In ragione di ciò, secondo la Regione, quest’ultima non può essere considerata titolare del trattamento rispetto alle suddette operazioni ed inoltre non può essere ritenuta obbligata a compiere la preliminare valutazione di impatto del trattamento prevista dal GDPR (dovendo, invece, spettare tale obbligo all’effettivo titolare del trattamento e cioè il Ministero della Salute).
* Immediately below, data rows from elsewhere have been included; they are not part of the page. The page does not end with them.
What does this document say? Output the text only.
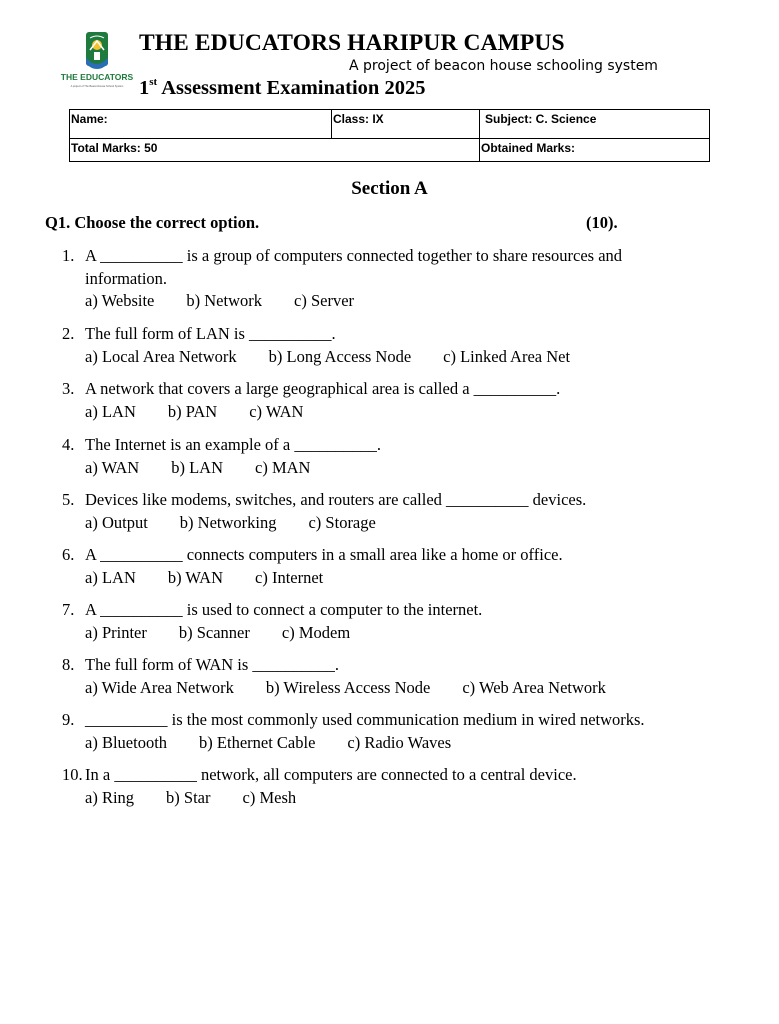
THE EDUCATORS
A project of The Beaconhouse School System
THE EDUCATORS HARIPUR CAMPUS
A project of beacon house schooling system
1st Assessment Examination 2025
Name:	Class: IX	Subject: C. Science
Total Marks: 50		Obtained Marks:
Section A
Q1. Choose the correct option.	(10).
1. A __________ is a group of computers connected together to share resources and information.
a) Website b) Network c) Server
2. The full form of LAN is __________.
a) Local Area Network b) Long Access Node c) Linked Area Net
3. A network that covers a large geographical area is called a __________.
a) LAN b) PAN c) WAN
4. The Internet is an example of a __________.
a) WAN b) LAN c) MAN
5. Devices like modems, switches, and routers are called __________ devices.
a) Output b) Networking c) Storage
6. A __________ connects computers in a small area like a home or office.
a) LAN b) WAN c) Internet
7. A __________ is used to connect a computer to the internet.
a) Printer b) Scanner c) Modem
8. The full form of WAN is __________.
a) Wide Area Network b) Wireless Access Node c) Web Area Network
9. __________ is the most commonly used communication medium in wired networks.
a) Bluetooth b) Ethernet Cable c) Radio Waves
10. In a __________ network, all computers are connected to a central device.
a) Ring b) Star c) Mesh
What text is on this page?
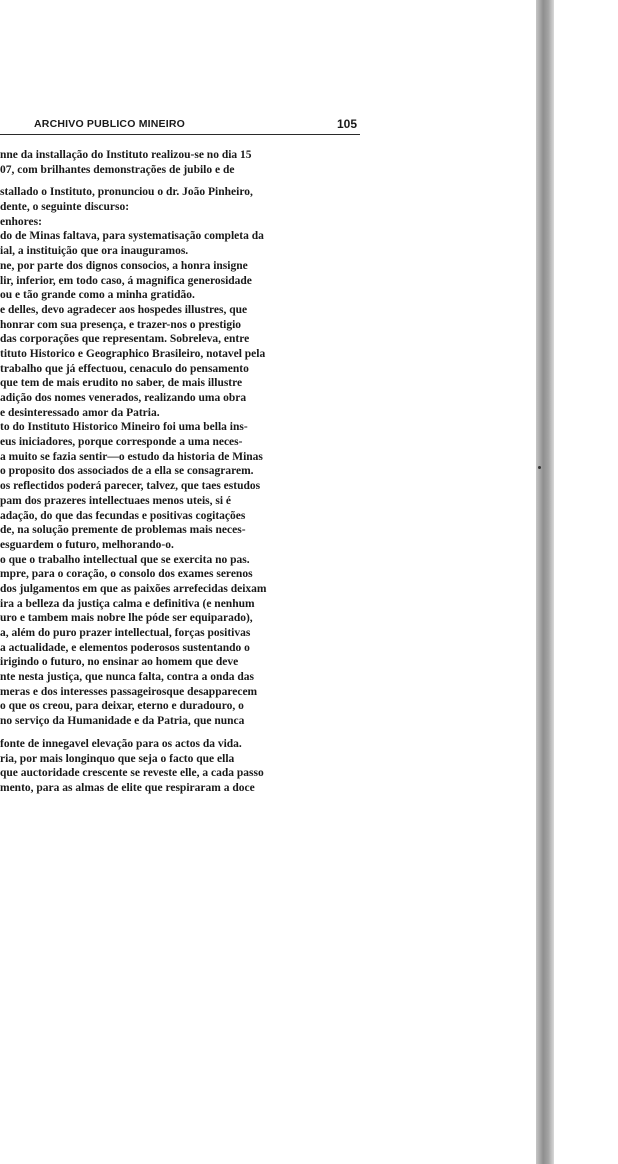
ARCHIVO PUBLICO MINEIRO	105
nne da installação do Instituto realizou-se no dia 15
07, com brilhantes demonstrações de jubilo e de
stallado o Instituto, pronunciou o dr. João Pinheiro,
dente, o seguinte discurso:
enhores:
do de Minas faltava, para systematisação completa da
ial, a instituição que ora inauguramos.
ne, por parte dos dignos consocios, a honra insigne
lir, inferior, em todo caso, á magnifica generosidade
ou e tão grande como a minha gratidão.
e delles, devo agradecer aos hospedes illustres, que
honrar com sua presença, e trazer-nos o prestigio
das corporações que representam. Sobreleva, entre
tituto Historico e Geographico Brasileiro, notavel pela
trabalho que já effectuou, cenaculo do pensamento
que tem de mais erudito no saber, de mais illustre
adição dos nomes venerados, realizando uma obra
e desinteressado amor da Patria.
to do Instituto Historico Mineiro foi uma bella ins-
eus iniciadores, porque corresponde a uma neces-
a muito se fazia sentir—o estudo da historia de Minas
o proposito dos associados de a ella se consagrarem.
os reflectidos poderá parecer, talvez, que taes estudos
pam dos prazeres intellectuaes menos uteis, si é
adação, do que das fecundas e positivas cogitações
de, na solução premente de problemas mais neces-
esguardem o futuro, melhorando-o.
o que o trabalho intellectual que se exercita no pas.
mpre, para o coração, o consolo dos exames serenos
dos julgamentos em que as paixões arrefecidas deixam
ira a belleza da justiça calma e definitiva (e nenhum
uro e tambem mais nobre lhe póde ser equiparado),
a, além do puro prazer intellectual, forças positivas
a actualidade, e elementos poderosos sustentando o
irigindo o futuro, no ensinar ao homem que deve
nte nesta justiça, que nunca falta, contra a onda das
meras e dos interesses passageirosque desapparecem
o que os creou, para deixar, eterno e duradouro, o
no serviço da Humanidade e da Patria, que nunca
fonte de innegavel elevação para os actos da vida.
ria, por mais longinquo que seja o facto que ella
que auctoridade crescente se reveste elle, a cada passo
mento, para as almas de elite que respiraram a doce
Preliminarmente il Garante ha ricordato che, nel nostro ordinamento, vige un principio generale di divieto di trattamento dei dati relativi alla salute, che viene meno soltanto in presenza di una delle eccezioni previste dal GDPR, fra le quali i motivi di interesse pubblico sulla base del diritto europeo o nazionale, e che sussiste un obbligo di compiere una valutazione di impatto preliminare nel caso in cui il titolare del trattamento voglia usare delle nuove tecnologie che possano presentare un rischio per le libertà e i diritti degli interessati.
Ciò premesso, il Garante ha ritenuto che la Regione Lombardia nel rispondere alle richieste di dati da parte del Ministero abbia comunque effettuato una elaborazione e una successiva aggregazione dei dati relativi alla salute dei propri cittadini che detiene nei propri sistemi informatici sanitari in qualità di titolare del trattamento.
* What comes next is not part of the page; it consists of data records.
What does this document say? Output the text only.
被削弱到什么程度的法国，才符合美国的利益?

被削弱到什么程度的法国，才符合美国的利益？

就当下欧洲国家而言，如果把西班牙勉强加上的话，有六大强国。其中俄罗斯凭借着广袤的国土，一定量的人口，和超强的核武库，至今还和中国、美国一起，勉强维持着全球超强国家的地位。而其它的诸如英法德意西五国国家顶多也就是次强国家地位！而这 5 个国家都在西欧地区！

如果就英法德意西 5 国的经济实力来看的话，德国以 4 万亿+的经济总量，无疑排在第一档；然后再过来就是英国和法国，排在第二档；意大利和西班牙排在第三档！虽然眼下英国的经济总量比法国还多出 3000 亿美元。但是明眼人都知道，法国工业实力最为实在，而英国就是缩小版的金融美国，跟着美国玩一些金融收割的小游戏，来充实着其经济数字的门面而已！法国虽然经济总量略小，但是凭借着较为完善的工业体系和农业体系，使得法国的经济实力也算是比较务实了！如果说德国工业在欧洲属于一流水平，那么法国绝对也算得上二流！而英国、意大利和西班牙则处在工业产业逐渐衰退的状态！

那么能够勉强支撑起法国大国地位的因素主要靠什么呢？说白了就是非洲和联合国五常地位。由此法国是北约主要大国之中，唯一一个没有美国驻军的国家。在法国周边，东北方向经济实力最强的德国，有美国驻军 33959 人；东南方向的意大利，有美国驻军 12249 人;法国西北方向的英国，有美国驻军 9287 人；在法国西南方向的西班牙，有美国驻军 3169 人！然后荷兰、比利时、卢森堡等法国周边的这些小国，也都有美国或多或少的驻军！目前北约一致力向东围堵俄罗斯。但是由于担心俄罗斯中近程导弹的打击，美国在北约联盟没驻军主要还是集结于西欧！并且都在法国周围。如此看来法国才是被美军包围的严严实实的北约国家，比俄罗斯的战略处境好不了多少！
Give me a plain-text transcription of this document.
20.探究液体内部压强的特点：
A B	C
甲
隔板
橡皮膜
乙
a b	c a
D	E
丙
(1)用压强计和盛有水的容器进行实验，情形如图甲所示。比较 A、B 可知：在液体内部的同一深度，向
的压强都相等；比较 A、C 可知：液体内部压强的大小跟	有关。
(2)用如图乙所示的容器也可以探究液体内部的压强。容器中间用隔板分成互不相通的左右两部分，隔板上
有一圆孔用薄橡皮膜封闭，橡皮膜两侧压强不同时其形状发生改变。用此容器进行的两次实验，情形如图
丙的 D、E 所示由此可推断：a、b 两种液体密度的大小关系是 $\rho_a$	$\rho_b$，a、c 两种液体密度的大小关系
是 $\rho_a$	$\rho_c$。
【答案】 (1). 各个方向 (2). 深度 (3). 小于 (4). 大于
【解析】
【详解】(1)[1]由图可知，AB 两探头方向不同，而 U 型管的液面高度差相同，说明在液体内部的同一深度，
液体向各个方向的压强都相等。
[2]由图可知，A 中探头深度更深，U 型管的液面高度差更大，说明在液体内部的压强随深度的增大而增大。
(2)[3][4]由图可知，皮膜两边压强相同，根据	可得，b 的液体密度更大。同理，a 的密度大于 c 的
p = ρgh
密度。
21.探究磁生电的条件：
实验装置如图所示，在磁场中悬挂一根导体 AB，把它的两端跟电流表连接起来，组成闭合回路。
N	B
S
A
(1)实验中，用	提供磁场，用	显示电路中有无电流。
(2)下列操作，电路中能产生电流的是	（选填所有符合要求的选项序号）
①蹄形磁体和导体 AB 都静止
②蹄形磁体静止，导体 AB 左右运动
Il fatto che il Ministero le abbia chiesto di effettuare le suddette operazioni di trattamento di cui la stessa Regione è titolare, con l’indicazione delle modalità con cui effettuare detto trattamento, non fa perdere alla Regione stessa la qualifica di titolare del trattamento e non trasferisce detta qualifica in capo al Ministero.
Pertanto, spetta al titolare del trattamento – che legittimamente detiene i dati di cui si tratta – valutare la legittimità della richiesta di trattamento proveniente dal soggetto terzo (nel caso di specie il Ministero) e quindi se sussiste una idonea base giuridica che giustifica le operazioni di trattamento che sono state richieste.
In considerazione di ciò, la Regione Lombardia avrebbe dovuto valutare che la richiesta di trattamento dei dati di cui la stessa aveva la disponibilità, proveniente dal Ministero, risultava carente di idonea base giuridica per il fatto che il trattamento richiesto era al di fuori delle finalità perseguibili dalla Regione stessa e delle funzioni alla stessa attribuite.
Infatti, secondo il Garante, la semplice richiesta proveniente dal Ministero di fornire dati relativi alla salute in possesso della Regione non può considerarsi di per sé una base giuridica idonea.
Come ulteriore conseguenza del permanere la qualifica di titolare del trattamento in capo alla Regione, deriva che quest’ultima avrebbe dovuto compiere la valutazione di impatto prevista dall’art. 35 del GPDR.
In conclusione, il Garante, tenuto conto comunque della buona fede della Regione e del fatto che i dati sono stati comunicati in forma anonimizzata e aggregata e cancellati subito dopo l’invio, si è limitato ad ammonire la Regione per la propria condotta illecita.